Fury étonnamment endurant, mais son sprint final est arrivé trop tard
Alors que l’Ukrainien, peut-être encore un peu handicapé par la blessure au mollet qu’il s’était infligée pendant la préparation, semblait lui-même inhabituellement raide et immobile, son rival l’a surpris par son jeu de jambes et sa condition physique étonnamment bons.
« Il a été incroyablement rapide pendant les douze rounds », a déclaré Klitschko avec admiration. Les quelque 45 000 spectateurs parfois horrifiés à Düsseldorf ont également dû reconnaître la supériorité de Fury ce soir-là. Minute après minute, l’espoir d’un revirement s’amenuisait sensiblement dans le public. Fury n’a pas fléchi, Klitschko n’a pas accéléré.

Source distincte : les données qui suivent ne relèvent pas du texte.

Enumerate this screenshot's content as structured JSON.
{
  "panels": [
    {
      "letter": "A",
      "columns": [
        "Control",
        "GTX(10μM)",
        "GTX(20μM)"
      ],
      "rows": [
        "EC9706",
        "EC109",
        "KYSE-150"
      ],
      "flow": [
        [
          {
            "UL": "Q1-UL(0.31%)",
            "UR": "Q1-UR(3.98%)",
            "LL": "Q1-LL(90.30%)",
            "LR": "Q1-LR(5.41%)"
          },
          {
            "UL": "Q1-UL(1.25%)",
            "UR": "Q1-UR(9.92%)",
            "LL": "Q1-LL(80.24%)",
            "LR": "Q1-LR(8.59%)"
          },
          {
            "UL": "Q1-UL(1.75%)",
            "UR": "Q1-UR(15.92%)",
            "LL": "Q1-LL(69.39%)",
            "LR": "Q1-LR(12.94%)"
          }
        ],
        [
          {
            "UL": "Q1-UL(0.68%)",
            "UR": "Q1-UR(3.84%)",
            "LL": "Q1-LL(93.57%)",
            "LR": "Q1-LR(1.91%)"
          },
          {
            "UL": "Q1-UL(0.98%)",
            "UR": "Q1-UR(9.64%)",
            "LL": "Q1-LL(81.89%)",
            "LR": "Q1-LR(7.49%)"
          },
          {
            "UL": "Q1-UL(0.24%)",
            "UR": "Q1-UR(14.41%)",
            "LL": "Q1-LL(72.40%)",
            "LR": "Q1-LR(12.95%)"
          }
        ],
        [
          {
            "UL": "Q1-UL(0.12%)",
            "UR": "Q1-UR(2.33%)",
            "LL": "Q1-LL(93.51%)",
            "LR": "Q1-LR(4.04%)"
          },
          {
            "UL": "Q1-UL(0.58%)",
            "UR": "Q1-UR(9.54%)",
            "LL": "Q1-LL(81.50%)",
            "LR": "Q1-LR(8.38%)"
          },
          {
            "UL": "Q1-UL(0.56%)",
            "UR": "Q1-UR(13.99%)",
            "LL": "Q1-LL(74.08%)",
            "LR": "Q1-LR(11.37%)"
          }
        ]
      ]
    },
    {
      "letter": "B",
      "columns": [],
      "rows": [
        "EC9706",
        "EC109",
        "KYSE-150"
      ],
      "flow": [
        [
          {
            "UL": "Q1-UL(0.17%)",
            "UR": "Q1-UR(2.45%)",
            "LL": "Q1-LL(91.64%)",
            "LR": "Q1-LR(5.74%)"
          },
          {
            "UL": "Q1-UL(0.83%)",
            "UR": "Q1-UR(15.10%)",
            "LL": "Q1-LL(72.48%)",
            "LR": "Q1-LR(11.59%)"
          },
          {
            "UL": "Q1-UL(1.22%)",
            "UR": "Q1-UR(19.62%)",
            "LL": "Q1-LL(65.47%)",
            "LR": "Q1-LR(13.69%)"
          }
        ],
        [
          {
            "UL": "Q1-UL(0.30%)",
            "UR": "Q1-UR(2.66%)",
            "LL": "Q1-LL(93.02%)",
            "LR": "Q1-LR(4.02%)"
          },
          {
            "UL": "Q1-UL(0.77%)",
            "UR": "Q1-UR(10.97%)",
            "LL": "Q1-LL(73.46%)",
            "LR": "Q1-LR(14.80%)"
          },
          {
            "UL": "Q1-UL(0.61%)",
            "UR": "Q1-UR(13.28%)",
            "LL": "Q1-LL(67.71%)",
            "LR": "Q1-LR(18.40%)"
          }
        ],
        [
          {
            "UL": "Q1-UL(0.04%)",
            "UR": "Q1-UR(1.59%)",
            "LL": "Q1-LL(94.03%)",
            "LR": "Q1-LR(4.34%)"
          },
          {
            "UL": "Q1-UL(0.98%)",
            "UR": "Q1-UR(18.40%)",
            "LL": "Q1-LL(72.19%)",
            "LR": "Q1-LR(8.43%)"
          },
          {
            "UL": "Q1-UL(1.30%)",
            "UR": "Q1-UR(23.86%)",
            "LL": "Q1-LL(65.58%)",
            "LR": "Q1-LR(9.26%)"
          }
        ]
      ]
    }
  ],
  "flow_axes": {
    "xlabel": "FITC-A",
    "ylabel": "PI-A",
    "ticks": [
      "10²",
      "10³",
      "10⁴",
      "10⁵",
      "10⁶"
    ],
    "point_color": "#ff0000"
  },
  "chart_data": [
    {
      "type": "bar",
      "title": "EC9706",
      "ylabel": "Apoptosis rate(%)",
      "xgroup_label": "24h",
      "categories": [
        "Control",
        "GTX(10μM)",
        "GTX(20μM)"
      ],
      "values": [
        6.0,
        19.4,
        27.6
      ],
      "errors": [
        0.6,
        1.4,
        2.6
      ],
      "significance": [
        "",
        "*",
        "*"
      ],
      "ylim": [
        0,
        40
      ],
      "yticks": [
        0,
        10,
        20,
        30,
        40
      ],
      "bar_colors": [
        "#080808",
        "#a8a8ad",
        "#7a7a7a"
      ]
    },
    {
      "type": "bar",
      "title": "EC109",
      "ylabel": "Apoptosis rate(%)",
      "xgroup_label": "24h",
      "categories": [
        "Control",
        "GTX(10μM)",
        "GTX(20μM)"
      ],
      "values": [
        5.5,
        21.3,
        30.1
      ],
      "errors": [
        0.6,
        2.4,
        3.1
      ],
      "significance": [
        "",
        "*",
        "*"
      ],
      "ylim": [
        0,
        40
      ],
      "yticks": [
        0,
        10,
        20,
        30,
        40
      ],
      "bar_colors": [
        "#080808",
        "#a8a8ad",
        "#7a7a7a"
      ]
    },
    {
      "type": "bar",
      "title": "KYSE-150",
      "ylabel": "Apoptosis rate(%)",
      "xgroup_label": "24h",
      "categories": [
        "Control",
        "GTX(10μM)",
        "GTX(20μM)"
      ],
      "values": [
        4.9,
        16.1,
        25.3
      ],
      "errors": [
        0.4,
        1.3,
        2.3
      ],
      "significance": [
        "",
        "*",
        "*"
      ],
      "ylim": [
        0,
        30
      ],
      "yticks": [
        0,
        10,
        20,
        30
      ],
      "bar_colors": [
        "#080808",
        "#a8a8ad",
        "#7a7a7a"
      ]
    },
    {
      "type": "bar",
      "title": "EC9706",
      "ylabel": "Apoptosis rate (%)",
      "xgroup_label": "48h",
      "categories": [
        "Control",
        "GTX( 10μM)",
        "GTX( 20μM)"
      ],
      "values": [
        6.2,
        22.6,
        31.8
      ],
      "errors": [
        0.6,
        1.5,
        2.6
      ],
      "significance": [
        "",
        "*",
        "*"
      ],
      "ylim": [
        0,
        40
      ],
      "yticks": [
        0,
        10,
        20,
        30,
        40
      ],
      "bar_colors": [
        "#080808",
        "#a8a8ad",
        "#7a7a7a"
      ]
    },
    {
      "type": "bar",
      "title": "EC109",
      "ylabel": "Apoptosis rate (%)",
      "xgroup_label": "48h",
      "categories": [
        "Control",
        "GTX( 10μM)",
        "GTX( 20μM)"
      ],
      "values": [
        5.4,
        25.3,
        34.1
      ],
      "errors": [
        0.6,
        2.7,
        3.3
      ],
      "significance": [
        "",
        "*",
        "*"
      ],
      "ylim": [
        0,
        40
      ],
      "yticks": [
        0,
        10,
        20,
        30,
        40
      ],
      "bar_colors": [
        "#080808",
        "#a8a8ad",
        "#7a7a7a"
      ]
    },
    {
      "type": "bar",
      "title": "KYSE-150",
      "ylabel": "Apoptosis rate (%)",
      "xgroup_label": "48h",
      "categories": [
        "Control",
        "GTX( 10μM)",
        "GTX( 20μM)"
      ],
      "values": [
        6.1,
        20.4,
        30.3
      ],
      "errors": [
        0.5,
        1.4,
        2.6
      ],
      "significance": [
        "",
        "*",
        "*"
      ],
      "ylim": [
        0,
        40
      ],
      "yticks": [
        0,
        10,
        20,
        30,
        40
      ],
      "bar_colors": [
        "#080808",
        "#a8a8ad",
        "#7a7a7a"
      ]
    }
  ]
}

Au douzième et dernier round, le champion a certes renforcé un peu son offensive, mais à ce moment-là, le train était déjà parti depuis longtemps. Avec un chaos parfaitement orchestré, tant à l’extérieur qu’à l’intérieur du ring, Fury avait détrôné le roi et l’avait laissé désemparé.
Le match revanche n’a jamais eu lieu
Klitschko, vaincu, n’a jamais pu se rattraper : un match revanche prévu a finalement été annulé en octobre 2016, lorsque Fury a été contrôlé positif à la cocaïne et a rendu ses titres.
Le match « Fury – Klitschko 2 » n’a jamais eu lieu : le Britannique, qui souffre d’un trouble bipolaire, n’est pas remonté sur le ring pendant près de trois ans après sa grande victoire, car il n’arrivait pas à en supporter les conséquences psychologiques : il est tombé dans l’alcoolisme, la toxicomanie et les pensées suicidaires, a perdu toute sa forme physique et a atteint un poids de plus de 180 kg, avant de faire un retour incroyable en 2018 contre Deontay Wilder.
Klitschko a plutôt défié le champion du monde Anthony Joshua en 2017 et a perdu son dernier grand combat par KO technique au 11e round, après avoir réalisé une performance bien meilleure et plus digne que contre Fury. Trois mois plus tard, il a mis fin à sa carrière.